Gruppo Aiuto Mesotelioma: iniziative per la Giornata delle vittime dell’amianto

Tempo di lettura: 3 minuti

Sabato 24 aprile alle 17 una Santa Messa in basilica

Ciclo di interviste dal titolo “Tu chiamale se vuoi Emozioni… Incontri ravvicinati con Antonio Costa Barbé”

LECCO – In occasione della Giornata mondiale delle Vittime dell’amianto, che si terrà mercoledì 28 aprile, il Gruppo Aiuto Mesotelioma di Lecco ODV promuove una serie di iniziative, nel solco della missione per cui è stato costituito nel 2015: sensibilizzare l’opinione pubblica e le istituzioni su una problematica drammatica, dai costi umani e sociali altissimi, eppure ancora troppo sottovalutata.

Momento particolarmente significativo, la S. Messa che verrà celebrata dal Prevosto di Lecco, Monsignor Davide Milani, sabato 24 aprile alle ore 17, nella Basilica di San Nicolò, in suffragio delle decine di migliaia di persone che, in Italia e nel mondo, hanno perso la vita a causa delle patologie oncologiche correlate all’inalazione delle fibre di amianto. Sempre sabato 24 aprile, sul canale YouTube dell’associazione lecchese, impegnata anche nell’organizzazione di eventi culturali e progetti rivolti agli studenti del territorio, prenderà il via un ciclo di interviste dal titolo “Tu chiamale se vuoi Emozioni… Incontri ravvicinati con Antonio Costa Barbé”, il noto avvocato di Novara, personalità ecclettica (è musicista, compositore, cantante, giornalista pubblicista e molto altro ancora…), nonché amico e sostenitore della “causa” del GAM, in sette puntate, pubblicate con cadenza settimanale, racconterà aneddoti inediti legati a celebrità internazionali del mondo della musica, dello spettacolo, del cinema e del fumetto.

Infine, il 28 aprile, momento commemorativo presso il monumento del GAM, nei giardini di Piazza Manzoni con diretta facebook sulla pagina dell’associazione e sito.

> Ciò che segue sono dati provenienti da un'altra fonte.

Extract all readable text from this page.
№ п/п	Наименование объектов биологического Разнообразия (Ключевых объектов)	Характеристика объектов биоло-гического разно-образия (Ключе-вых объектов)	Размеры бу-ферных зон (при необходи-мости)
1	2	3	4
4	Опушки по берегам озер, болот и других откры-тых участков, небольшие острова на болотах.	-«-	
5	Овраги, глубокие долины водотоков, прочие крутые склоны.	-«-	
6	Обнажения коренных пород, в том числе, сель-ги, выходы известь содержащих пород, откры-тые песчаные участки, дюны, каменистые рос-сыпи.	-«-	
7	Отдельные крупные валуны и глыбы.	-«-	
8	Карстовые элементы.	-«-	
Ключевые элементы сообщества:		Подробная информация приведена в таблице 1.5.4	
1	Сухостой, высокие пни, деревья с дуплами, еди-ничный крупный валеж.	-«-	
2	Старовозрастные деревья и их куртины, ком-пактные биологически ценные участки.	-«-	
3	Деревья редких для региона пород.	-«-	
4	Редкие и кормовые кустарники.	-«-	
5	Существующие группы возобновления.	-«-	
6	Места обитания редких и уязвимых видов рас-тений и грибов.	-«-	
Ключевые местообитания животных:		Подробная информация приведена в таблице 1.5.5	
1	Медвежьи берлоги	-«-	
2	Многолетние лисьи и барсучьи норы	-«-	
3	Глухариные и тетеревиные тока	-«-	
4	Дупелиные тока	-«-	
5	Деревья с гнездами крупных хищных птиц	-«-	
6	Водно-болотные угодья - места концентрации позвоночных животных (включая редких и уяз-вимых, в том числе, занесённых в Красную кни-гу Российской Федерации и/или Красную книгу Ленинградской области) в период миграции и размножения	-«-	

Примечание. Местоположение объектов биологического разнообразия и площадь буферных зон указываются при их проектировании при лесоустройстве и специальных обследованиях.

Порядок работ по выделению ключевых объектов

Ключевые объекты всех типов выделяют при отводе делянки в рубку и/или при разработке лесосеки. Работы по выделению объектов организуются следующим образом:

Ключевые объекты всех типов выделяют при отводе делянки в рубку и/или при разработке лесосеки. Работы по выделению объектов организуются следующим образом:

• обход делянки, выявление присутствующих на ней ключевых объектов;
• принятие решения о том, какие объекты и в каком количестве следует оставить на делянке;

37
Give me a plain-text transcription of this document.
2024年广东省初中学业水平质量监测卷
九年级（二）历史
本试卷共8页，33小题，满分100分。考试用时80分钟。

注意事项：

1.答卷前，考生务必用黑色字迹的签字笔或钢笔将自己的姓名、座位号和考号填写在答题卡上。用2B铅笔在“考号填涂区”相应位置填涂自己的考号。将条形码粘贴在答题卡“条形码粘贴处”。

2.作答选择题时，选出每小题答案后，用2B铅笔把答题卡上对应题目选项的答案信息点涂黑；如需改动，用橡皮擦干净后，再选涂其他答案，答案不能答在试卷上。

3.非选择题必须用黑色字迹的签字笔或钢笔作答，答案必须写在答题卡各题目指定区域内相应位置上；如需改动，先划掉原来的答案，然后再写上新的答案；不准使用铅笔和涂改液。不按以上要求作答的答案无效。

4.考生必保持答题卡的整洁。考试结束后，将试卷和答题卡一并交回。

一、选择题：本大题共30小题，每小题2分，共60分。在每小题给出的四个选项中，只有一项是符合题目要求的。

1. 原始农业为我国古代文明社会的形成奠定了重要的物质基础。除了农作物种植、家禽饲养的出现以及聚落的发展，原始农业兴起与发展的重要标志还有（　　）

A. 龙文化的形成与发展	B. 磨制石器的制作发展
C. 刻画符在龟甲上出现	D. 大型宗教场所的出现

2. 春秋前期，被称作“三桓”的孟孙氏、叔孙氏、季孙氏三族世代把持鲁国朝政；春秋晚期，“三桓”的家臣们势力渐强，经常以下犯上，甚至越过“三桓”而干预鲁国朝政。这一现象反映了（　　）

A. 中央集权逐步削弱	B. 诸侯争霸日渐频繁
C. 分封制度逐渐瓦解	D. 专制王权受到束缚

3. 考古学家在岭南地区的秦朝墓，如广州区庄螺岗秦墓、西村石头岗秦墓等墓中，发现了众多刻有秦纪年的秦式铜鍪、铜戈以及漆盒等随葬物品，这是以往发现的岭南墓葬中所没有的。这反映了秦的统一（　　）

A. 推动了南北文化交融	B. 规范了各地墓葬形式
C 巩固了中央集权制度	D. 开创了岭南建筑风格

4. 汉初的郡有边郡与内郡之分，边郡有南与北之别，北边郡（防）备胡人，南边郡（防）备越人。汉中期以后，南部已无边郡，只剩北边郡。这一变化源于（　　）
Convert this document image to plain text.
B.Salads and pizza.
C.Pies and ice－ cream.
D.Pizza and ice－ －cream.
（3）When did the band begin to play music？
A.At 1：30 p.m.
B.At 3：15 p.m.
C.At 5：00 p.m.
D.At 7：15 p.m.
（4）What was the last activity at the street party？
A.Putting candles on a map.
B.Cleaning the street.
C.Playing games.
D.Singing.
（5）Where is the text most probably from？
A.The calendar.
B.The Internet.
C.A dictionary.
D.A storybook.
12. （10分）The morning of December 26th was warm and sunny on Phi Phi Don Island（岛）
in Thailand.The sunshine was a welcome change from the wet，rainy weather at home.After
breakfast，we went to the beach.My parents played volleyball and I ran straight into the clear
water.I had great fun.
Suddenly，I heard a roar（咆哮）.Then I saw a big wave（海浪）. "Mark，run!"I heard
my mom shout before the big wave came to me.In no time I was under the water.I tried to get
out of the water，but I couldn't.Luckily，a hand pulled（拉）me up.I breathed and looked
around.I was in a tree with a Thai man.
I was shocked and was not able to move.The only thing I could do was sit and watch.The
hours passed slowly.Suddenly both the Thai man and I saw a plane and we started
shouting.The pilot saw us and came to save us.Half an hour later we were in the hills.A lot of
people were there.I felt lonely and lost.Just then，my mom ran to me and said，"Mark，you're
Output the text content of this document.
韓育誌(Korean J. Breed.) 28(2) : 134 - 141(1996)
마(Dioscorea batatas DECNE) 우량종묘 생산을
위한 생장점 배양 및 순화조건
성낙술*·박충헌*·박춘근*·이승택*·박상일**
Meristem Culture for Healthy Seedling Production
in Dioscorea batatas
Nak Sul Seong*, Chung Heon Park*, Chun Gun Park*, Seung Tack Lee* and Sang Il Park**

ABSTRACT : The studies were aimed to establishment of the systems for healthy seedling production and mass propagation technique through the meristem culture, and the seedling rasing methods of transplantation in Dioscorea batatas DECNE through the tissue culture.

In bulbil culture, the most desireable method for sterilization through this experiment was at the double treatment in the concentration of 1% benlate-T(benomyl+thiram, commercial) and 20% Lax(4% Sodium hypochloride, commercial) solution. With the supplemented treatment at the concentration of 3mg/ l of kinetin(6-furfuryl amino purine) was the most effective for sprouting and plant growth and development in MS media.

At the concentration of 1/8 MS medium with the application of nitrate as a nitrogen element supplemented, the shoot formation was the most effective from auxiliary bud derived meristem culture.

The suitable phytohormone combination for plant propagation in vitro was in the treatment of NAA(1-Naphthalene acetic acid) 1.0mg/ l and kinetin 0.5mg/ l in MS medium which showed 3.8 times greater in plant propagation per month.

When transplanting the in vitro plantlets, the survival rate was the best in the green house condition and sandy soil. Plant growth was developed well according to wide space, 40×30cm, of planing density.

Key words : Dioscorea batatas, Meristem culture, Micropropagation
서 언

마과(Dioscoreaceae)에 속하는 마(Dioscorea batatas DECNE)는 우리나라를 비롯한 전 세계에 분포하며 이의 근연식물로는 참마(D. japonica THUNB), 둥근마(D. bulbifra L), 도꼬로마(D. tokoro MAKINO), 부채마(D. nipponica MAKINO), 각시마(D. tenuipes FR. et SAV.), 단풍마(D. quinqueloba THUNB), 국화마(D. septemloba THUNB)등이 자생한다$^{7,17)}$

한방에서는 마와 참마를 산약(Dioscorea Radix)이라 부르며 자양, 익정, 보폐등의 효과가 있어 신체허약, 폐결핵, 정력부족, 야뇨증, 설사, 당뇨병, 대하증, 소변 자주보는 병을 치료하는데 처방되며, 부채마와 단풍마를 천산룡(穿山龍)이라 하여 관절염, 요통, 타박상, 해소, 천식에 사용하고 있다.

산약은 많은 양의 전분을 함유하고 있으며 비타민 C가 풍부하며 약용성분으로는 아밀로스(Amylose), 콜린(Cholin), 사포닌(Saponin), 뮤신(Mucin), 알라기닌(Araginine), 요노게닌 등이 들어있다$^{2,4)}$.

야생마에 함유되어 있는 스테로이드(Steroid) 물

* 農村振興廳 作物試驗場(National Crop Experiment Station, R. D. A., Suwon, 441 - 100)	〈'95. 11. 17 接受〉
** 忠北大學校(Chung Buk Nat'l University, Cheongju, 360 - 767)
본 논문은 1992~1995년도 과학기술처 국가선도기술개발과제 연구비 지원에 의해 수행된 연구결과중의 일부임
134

“Malgrado le restrizioni imposte dalla pandemia, che hanno fortemente condizionato la nostra attività – dichiara Cinzia Manzoni, presidente del GAM – l’opera di divulgazione tra i cittadini e di sostegno agli ammalati e ai loro familiari non è mai venuto meno. A coronamento del nostro impegno, abbiamo chiesto e ottenuto il rinnovo della gestione dello ‘Sportello Amianto’, servizio totalmente gratuito, in collaborazione con i Comuni di Lecco e Dolzago per il biennio 2021-2022. Dall’inizio dell’emergenza sanitaria le informazioni vengono fornite online, scrivendo direttamente alla nostra mail info@gruppoaiutomesotelioma.org, e telefonicamente chiamando al numero 329 0915734. Ma non appena sarà possibile, torneremo alle consulenze in presenza”.

In questo ultimo anno il GAM ha inoltre promosso una campagna a livello nazionale rivolta in particolare ai responsabili istituzionali affinché riservino la doverosa attenzione a coloro che si sono ammalati a causa dell’amianto, facendo rete con una ventina di sodalizi del CNAa (Coordinamento Nazionale Associazioni Amianto).

“Chiediamo impegni concreti, e a breve verrà messo a punto un documento ufficiale, perché tutte queste persone, e sono tantissime, insieme alle loro famiglie, non vengano dimenticate – prosegue Cinzia Manzoni -. Ricordiamo che in Lombardia si stima la presenza di 24.979 edifici pubblici e 18.011 edifici privati, per un totale di 4.988.590 metri cubi, che necessitano con estrema urgenza di essere bonificati, motivo per il quale siamo la regione d’Italia con più amianto e più morti. Dal 2000 al 2017 al Registro Esposti Nazionale Amianto di Regione Lombardia sono stati segnalati 11.213 casi di malati di mesotelioma e tumori del peritoneo e della tunica vaginale. Patologie provocate dall’esposizione alle fibre di amianto respirate nei luoghi di lavoro, ma anche da fattori ambientali vista la presenza di questa sostanza fuorilegge ancora in molti fabbricati. Con l’emergenza Covid, la situazione è perfino peggiorata, in quanto si registra attualmente un rallentamento significativo della sorveglianza sanitaria gratuita prevista per coloro che sono stati esposti all’amianto, materia di stretta competenza del Servizio Sanitario Regionale e nello specifico in capo alle UOOML. Un motivo in più per alzare la guardia e perseguire con determinazione la nostra mission”.